Lawmakers who heard about the progress on those plans this week said they were surprised at the number of years nuclear waste may be stored at the Vernon plant while the federal government tries to figure out what to do with it.
The question about where the state will get its electricity is becoming critical as the power contracts with Yankee and Hydro-Quebec - which account for the vast majority of Vermont's power supply - approach the end of their lives. Although the plant will seek an extension, Yankee's operating license expires in 2012 and the contracts with the owners of the massive network of Canadian dams begin to phase out a few years later.
Two years ago, lawmakers passed bills signed into law by Gov. James Douglas requiring that the Department of Public Service study how Vermonters feel about the future of their power supply.
But that presented a difficulty. Simply polling residents about a complicated topic like whether the state's utilities should buy power from wind projects, nuclear power, Hydro-Quebec of any of the other sources of electricity available when the current contracts expire would prove of limited benefit, experts and officials decided.
So instead the "public engagement process" requested by the Legislature and created by the department will have three parts. In all it is expected to cost roughly $520,000.
The heart of the process will consist of deliberative polling, in which roughly 200 Vermonters selected from a telephone poll of 5,000 candidates will spend a weekend hearing from experts about power sources from wind to coal. Their responses to the worthiness of different possible energy sources - and the expected cost of each - will then be part of a report that will give utilities and policy makers guidance as they seek new supplies.

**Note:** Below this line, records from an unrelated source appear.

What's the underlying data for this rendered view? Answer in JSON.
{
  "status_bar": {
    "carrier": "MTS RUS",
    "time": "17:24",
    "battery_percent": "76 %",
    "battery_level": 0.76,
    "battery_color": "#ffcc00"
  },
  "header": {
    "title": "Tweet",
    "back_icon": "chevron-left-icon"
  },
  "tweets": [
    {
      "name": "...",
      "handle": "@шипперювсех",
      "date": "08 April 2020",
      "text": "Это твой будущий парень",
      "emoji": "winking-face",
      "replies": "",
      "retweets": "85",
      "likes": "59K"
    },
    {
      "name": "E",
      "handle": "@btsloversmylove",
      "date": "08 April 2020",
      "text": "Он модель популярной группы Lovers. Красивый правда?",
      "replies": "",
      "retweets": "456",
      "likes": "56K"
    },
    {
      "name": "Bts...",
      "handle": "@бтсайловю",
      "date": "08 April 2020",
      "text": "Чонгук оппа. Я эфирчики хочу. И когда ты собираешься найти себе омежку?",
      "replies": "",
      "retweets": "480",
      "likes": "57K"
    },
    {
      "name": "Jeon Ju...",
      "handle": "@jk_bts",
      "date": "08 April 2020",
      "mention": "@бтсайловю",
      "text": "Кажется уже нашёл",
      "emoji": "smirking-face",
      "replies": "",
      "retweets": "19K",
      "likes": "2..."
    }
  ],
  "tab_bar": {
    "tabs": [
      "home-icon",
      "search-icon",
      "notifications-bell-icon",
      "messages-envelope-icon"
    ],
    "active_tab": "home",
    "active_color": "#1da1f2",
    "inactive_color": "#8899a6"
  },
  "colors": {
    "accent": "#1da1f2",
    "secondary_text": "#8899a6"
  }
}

Also included in that study will be the results of five meetings from around the state on energy supply issues, which will include polling of those attending. Finally there will be an Internet site that will also gather information on Vermonters' preferred electricity sources.
"This is about gathering relevant hard data on what can be a very mushy topic," said Stephen Wark, a spokesman for the department. Between the weekend of "deliberative polling" and the meetings around the state "this is, we believe, the largest sample of citizens ever taken in the country on the question of energy."
Lawmakers and members of the Douglas administration may be more or less in agreement about the public engagement process, but they are in a tussle over this year's energy bill. That is because the bill would establish a new efficiency program for heating fuels - perhaps funded with a tax increase on Vermont Yankee.
Douglas vetoed the bill, H.520, and lawmakers are expected to return to Montpelier in early July to vote on a veto override.
Although the bill was not on the agenda for Thursday's Legislative Joint Energy Committee meeting, Public Service Commissioner David O'Brien and lawmakers disagreed over the impact on future power rates of the proposal.
O'Brien warned that the proposal to increase the tax on Yankee's parent company could harm future negotiations with Yankee, Hydro-Quebec and other companies.
"Ratepayers will not see the best possible price," if the state is viewed as unreliable or predatory, he said. "If there is going to be another contract, it has already been undermined by the discourse of the last several weeks."
"The Legislature has to be accountable for that," he said. "It was clear to me today they don't want to acknowledge that."
But legislators bristled at that suggestion.
"You are giving them cover," said Sen. Mark MacDonald, chairman of the committee. Lawmakers questioned whether O'Brien had already made up his mind that Yankee should continue to operate past 2012 - something that will take both legislative and Public Service Board acceptance.
"By no means do we see ourselves here to protect Entergy or defend Entergy, that is not our jobs," O'Brien said. However, the economic benefit of 600 jobs and cheap power from the plant must be part of the consideration of the nuclear plant's future, he added.
"From an economic standpoint ... the state of Vermont would have a hard time making up for that" if the plant closed, O'Brien said.
Another question the four lawmakers who attended the Joint Energy Committee meeting this week raised was how long nuclear waste will be stored at the Yankee site in so-called "dry casks." Given the federal government's failure to prepare for such storage as soon as promised - the first loads of waste were originally slated to leave Vernon in 1999 - it may be many more decades than the 20 years they were originally told, MacDonald said.
"It is two years later and we are told that is not the case," he said. "Often the bill doesn't come due until long after you have used the electricity."
Meanwhile, money gathered by the feds from ratepayers to pay for long-term storage of waste sits largely unused. So far $143 million has been collected from electricity users in Vermont alone.
One place where his company agrees with nearly everyone - even anti-nuclear advocates - is that the federal government ought to fulfill its obligation to take care of storing or recycling spent fuel from the plants as promised, said Brian Cosgrove of Entergy
"The federal government ought to do the right thing," he said. "The ultimate solution is for the federal government to live up to its commitment."
In addition to the overall public engagement process, the Department of Public Service is starting on several studies about Vermont Yankee, including the economic benefit of the plant and other aspects of its potential continued operation. Those studies will likely cost between $60,000 and $85,000, and will in part form the basis of the discussion among lawmakers and regulators about whether the plant should gain a longer term to operate.